I like being called my name or calling my friends’ name instead of saying “anata”.

But, you know, it’s sometimes difficult to remember someone’s name especially when we meet someone accidentally.

I hope using “anata” becomes more common and natural in Japanese like English.

Do you know any other language which has the same situation as Japanese?


  1. I know that "anata" is also used between married people as the words Dear or Honey. Do you know why? In English the words for our significant others are usually nice or sweet words, but "you" seems strange to me.

    I found your blog randomly, it's very interesting to read since we don't learn these things in the classroom. Keep it up ^_^

  2. >Bill
    About "you" in English, I mean "you" of "Do you like chocolate?".
    It means "you" as a subject of the sentence.

    >I know that "anata" is also used between married people as the words Dear or Honey.

    Yes, actually, I was going to write about it, too.
    Usually, wife use it when she talks to her husband.
    Recently, young couples don't use it though.
    Unfortunately, I don't know the reason.
    But I guess, somehow, it comes from a way of expression of having respect.
    Well, I'll check it and write here again!
    Also, lots of married couples having children call each other "papa" (dad) or "mama" (mom) instead of their name.
    Yes, the position or situation is very important.

    By the way, thank you very much for your comments.
    Receiving comments motivates me a lot to put new posts.
    Ganbarimasu!! (^o^)

  3. Hi, I came upon your blog while searching for Japanese expressions.

    Enjoyed reading your posts on the Japanese language and customs.

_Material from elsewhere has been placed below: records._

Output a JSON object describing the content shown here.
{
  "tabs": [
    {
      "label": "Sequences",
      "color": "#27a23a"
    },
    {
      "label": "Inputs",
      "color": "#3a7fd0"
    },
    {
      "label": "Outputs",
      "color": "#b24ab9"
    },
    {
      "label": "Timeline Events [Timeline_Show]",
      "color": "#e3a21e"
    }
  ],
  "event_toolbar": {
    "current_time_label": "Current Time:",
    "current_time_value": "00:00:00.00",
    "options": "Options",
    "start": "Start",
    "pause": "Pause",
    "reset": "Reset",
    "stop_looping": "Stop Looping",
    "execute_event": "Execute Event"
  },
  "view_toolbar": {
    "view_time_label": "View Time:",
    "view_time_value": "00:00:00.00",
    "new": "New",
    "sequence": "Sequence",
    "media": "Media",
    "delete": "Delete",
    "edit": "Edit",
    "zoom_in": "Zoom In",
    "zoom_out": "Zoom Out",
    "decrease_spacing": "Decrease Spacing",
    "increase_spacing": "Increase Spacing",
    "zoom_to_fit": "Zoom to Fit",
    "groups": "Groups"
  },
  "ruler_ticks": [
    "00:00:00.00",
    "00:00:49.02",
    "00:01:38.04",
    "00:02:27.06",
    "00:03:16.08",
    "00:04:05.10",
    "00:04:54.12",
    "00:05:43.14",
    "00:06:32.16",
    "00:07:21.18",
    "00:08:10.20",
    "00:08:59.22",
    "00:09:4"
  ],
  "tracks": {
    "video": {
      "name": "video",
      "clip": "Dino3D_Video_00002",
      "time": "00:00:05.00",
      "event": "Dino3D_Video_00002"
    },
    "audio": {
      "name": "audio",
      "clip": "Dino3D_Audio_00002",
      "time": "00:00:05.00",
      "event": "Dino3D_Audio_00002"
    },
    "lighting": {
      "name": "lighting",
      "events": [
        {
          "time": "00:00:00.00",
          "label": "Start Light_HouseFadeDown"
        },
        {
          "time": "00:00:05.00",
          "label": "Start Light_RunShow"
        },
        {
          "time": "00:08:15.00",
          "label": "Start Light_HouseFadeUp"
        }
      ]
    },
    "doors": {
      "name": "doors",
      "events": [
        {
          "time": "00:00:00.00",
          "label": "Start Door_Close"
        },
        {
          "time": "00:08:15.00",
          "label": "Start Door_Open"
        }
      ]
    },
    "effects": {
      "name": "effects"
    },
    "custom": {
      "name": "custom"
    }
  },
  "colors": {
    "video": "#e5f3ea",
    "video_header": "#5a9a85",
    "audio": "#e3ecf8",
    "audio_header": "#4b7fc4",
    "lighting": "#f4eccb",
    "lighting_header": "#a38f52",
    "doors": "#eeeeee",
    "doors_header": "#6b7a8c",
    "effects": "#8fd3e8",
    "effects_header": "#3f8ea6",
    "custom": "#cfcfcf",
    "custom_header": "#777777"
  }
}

Please keep them coming!

    In Indian languages, there are different ways of addressing a person as 'You', depending on the person being addressed.

    For example in Tamil, 'Nee' is the word for second person 'You' but to colleagues and elder family members, it is always used in the second person plural as 'Neengal' indicating respect for the person being addressed.

    Best Wishes.

  4. >A Reader from India
    Thank you for your comments. :)
    It sounds difficult to use though...

    Also, in India, there are a lot of languages, right?
    I heard that you use different language depends on the situation.
    In Japan, we never have that kind of situation, so I cannot imagine it!

  5. Laura6:03 PM

    In most european languages we use the word "you" in almost every sentence. Calling sb's name all of the time would seem unnatural. Not that we really need to due to conjunction. But in some languages it's a bit different. We use 'you' for example in: what about you? But we usually skip it, because it's unnecessary not because it's rude. Unlike in English we do inflict verbs so the form of the verb tells us who is the sentence about or who is it adressed to.